Shaking Russia’s Weak Economic Hand
CAMBRIDGE – When Russian President Vladimir Putin meets his American counterpart, Donald Trump, at this week’s G20 summit in Hamburg, he will not be doing so from a position of economic strength. To be sure, despite the steep drop in oil prices that began three years ago, Russia has managed to escape a deep financial crisis. But while the economy is enjoying a modest rebound after two years of deep recession, the future no longer seems as promising as its leadership thought just five years ago. Barring serious economic and political reform, that bodes ill for Putin’s ability to realize his strategic ambitions for Russia.

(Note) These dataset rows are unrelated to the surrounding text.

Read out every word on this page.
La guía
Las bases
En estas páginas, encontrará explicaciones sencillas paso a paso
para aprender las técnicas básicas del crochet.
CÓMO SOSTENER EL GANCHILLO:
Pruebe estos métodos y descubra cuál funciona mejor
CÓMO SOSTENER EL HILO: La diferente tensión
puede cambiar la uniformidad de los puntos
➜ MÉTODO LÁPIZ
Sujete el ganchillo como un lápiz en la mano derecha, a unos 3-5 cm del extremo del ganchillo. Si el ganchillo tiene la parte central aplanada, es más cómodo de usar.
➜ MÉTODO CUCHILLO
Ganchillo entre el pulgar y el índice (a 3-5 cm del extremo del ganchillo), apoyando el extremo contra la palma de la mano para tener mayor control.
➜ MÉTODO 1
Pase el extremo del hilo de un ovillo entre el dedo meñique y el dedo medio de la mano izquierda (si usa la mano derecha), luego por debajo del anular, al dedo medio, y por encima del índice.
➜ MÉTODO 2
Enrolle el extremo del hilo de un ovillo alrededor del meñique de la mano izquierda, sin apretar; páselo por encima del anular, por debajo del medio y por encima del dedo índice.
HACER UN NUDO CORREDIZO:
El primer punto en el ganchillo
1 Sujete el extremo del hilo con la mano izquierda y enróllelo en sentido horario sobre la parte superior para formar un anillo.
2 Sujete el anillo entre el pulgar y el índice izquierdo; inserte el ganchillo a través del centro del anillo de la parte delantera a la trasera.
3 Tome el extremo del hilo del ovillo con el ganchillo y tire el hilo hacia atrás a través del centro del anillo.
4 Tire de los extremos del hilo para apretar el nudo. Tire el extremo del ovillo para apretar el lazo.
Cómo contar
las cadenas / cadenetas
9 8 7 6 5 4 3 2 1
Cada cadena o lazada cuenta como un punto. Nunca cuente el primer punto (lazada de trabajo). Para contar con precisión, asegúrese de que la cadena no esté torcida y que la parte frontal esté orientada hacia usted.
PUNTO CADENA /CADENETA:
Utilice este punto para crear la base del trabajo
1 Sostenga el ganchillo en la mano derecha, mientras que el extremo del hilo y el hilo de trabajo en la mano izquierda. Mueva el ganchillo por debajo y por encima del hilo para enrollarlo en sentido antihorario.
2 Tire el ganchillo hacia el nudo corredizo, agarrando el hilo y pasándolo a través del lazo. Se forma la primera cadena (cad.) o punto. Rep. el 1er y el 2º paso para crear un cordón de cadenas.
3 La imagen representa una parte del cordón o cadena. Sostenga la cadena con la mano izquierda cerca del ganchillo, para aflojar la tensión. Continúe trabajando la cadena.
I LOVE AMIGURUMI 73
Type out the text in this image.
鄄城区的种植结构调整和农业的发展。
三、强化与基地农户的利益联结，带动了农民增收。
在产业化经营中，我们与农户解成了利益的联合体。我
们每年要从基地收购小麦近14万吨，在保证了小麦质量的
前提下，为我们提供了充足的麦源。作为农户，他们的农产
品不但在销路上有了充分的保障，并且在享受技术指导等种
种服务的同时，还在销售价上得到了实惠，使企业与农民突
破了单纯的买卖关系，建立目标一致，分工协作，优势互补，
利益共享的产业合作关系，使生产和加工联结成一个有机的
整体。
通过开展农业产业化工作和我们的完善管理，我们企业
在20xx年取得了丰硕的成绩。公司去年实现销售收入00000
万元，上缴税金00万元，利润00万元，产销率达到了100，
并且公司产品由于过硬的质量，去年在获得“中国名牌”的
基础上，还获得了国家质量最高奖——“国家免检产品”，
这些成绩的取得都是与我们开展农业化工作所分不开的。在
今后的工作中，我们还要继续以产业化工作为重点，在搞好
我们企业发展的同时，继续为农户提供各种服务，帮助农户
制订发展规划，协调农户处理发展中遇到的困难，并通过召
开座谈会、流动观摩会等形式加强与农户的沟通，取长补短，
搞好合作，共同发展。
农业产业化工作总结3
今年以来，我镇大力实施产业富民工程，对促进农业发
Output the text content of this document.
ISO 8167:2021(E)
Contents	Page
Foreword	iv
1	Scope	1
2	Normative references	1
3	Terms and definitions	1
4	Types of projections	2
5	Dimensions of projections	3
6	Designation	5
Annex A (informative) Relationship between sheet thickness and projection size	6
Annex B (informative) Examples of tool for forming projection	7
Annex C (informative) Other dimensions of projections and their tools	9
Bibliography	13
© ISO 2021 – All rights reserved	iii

Back in 2012, when Putin appeared onstage with the Nobel laureate economist Paul Krugman at a Moscow bank conference, Russia’s 1998 economic crisis seemed a distant memory. With oil prices well over $100 a barrel, the government’s coffers were bursting. So Putin could proudly contrast Russia’s government budget surplus with the large recession-driven deficits across the West. He surely delighted in having Russian audiences hear Krugman’s view that Western democracies had come up badly short in handling the global financial crisis.
In a different session, Russian academic economist Sergei Guriev (who later had to flee the country) argued that there was no hope for diversification of Russia’s resource-based economy as long as institutions such as courts were so weak. Too many key decisions rested with one man. Speaking in the same session, I emphasized that without fundamental reforms, a sharp drop in global energy prices would create profound problems.
Inevitably, that drop came, with prices plummeting from $119 in February 2012 (for Brent crude oil in Europe) to $27 in 2016. Even the current level (under $50 in early July 2017), is less than half the 2011-2012 peak. For a country that depends on oil and natural gas for the lion’s share of export revenue, the price collapse has been a massive blow, rippling through the economy.
The fact that Russia has avoided a financial crisis is remarkable – and largely due to the efforts of the Central Bank of Russia. Indeed, Elvira Nabiullina the CBR’s governor, has twice won international central banker of the year awards.
But the burden of adjustment has largely fallen on consumers, owing to a roughly 50% drop in the ruble’s value relative to the dollar; real wages and consumption both fell sharply. As one Russian put it to me, he used to take 1,000 rubles to the supermarket and come home with two bags; now he comes home with one.
The shock to the real economy has been severe, with Russia suffering a decline in output in 2015 and 2016 comparable to what the United States experienced during its 2008-2009 financial crisis, with the contraction in GDP totaling about 4%. Many firms went bankrupt, and in 2016 the International Monetary Fund estimated that almost 10% of all bank loans were non-performing (a figure that surely understates the severity of the situation).
In many cases, banks chose to relend funds rather than take losses onto their books or force politically connected firms into bankruptcy. At the same time, though, the CBR moved aggressively to force smaller banks to raise capital and write down bad loans (something European policymakers have taken forever to do). And, in the face of intense lobbying by powerful oligarchs, the CBR kept interest rates up to tame inflation, which had reached more than 15% but has since fallen to close to 4%.
Of course, Western sanctions, particularly restrictions on banks, have exacerbated the situation. But the media tend to over-emphasize this aspect of Russia’s economic woes. All countries that rely heavily on energy exports have suffered, especially those, like Russia, that have failed to diversify their economies.
In a Western democracy, an economic collapse on the scale experienced by Russia would have been extremely difficult to digest politically, as the global surge in populism demonstrates. Yet Putin has been able to remain firmly in control and, in all likelihood, will easily be able to engineer another landslide victory in the presidential election due in March 2018.
Russia’s state-owned media juggernaut has been able to turn Western sanctions into a scapegoat for the government’s own failures, and to whip up support for foreign adventurism – including the seizure of the Crimea, military intervention in Syria, and meddling in US elections. Most Russians, constantly manipulated by their country’s schools and media, are convinced that conditions are much worse in the West (a hyperbolic claim even in the era of “fake news”).
Unfortunately, such disinformation is hardly a recipe for generating reform. And, without reform, there is little reason to be optimistic about Russia’s long-run growth trend, given its poor demographic profile, weak institutions, and abject failure to diversify its economy, despite having an enormously talented and creative population.
Where will future growth come from? If the world continues to move toward a low-carbon future, Russia will confront an inevitable choice: launch economic and political reforms, or face continuing marginalization, with or without Western sanctions. No meeting between the US and Russian presidents can change that reality.
Kenneth Rogoff, a former chief economist of the IMF, is Professor of Economics and Public Policy at Harvard University.